La danse de l’air d’Emmanuelle Rigaud – Maison d’arrêt des femmes de Fleury Merogis

La Fondation Villa Seurat pour l’art contemporain, sous égide de la Fondation de France, apporte son soutien financier à la réalisation de projets d’artistes ancrés dans une démarche sociale afin d’élargir le champ de la création artistique aux personnes en situation de vulnérabilité. Pour ces dernières, cette démarche doit ainsi permettre la transmission et l’appropriation des savoirs artistiques sur lesquels sont fondés les projets retenus.
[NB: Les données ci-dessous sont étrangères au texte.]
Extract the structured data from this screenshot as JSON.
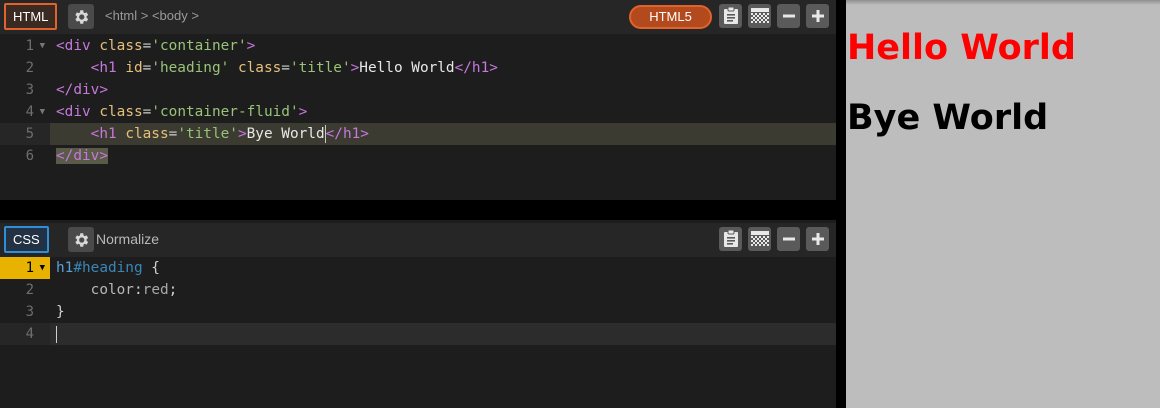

La compagnie Les alouettes naïves, lauréate de l’appel à projet de la Fondation Villa Seurat, en partenariat avec le SPIP de l’Essonne, a présenté son spectacle La danse de l’Air à la maison d’arrêt des femmes de Fleury-Merogis au début du printemps 2019.
Le spectacle a été conçu, dans sa chorégraphie, et réalisé, dans ses décors, par les détenues, guidées et accompagnées par la chorégraphe Emmanuelle Rigaud et la plasticienne Catherine Aznar. Assistaient au spectacle un certain nombre de détenues, des gardiennes, des représentantes du SPIP de l’Essonne, et quelques personnes extérieures dûment autorisées par l’administration pénitentiaire.


Lorsque l’obscurité s’est faite et que le rideau s’est levé, sont apparues au centre de la salle, des guirlandes suspendues sur lesquelles se balançaient des motifs géométriques et colorés au travers desquels on apercevait la scène. De chaque côté de celle-ci, le décor se poursuivait, formant un autre jeu subtil de paravents. Et au son d’une musique orientale langoureuse puis de plus en plus entraînante, sont apparues une, puis deux, puis trois danseuses, puis toute la troupe des détenues, hanches ceintes d’écharpes en lamé, ventre nu, beaux visages maquillés dont les silhouettes à la féminité épanouie ont joué, au rythme de la musique, avec les lumières et le décor aérien et mouvant. De la salle ont fusé des youyous frénétiques, des tonnerres d’applaudissement, des sifflets d’admiration. A d’autres moments, c’est dans un silence empli d’un trop plein d’émotion que les détenues de la maison d’arrêt et le public ont suivi ce ballet inattendu et pourtant si juste dans sa subtile symbolique.


Danse de l’air…Filles de l’air, soif d’ailleurs, d’Orient, ces femmes, dans leur semi nudité, s’enroulant lascivement à toutes ces cordes colorées et lumineuses, étaient rêve de liberté. Rideaux, paravents, transparence des étoffes, la danse de l’air, danse du ventre, ramenait à la clôture, à l’enfermement, à une certaine condition de la femme.
Dans ce spectacle dont la musique et la chorégraphie leur étaient à toutes familières, chaque détenue, créatrice, danseuse ou spectatrice s’est reconnue. Toutes ensemble elles ont partagé un moment fort fait d’admiration et de reconnaissance.


Et comme si on voulait prolonger le charme du spectacle, un long moment d’échanges entre danseuses, chorégraphe, plasticienne, public et personnel pénitentiaire a suivi le baisser de rideau. Moment d’une richesse tout aussi forte où chacun a pu beaucoup apprendre de l’univers carcéral pourtant tout juste entrevu. Le corps de ballet des détenues rêvait de se produire de nouveau ; leurs camarades de les applaudir encore. Les gardiennes saluaient l’expérience sans cacher qu’elle pouvait ne pas être approuvée par ceux pour lesquels la peine ne peut connaître d’adoucissement. L’action de la Fondation Villa Seurat pour l’art contemporain repose sur un pari autre : l’expression artistique offerte à ces jeunes détenues devrait être un moyen de les préparer, un peu, à leur sortie prochaine.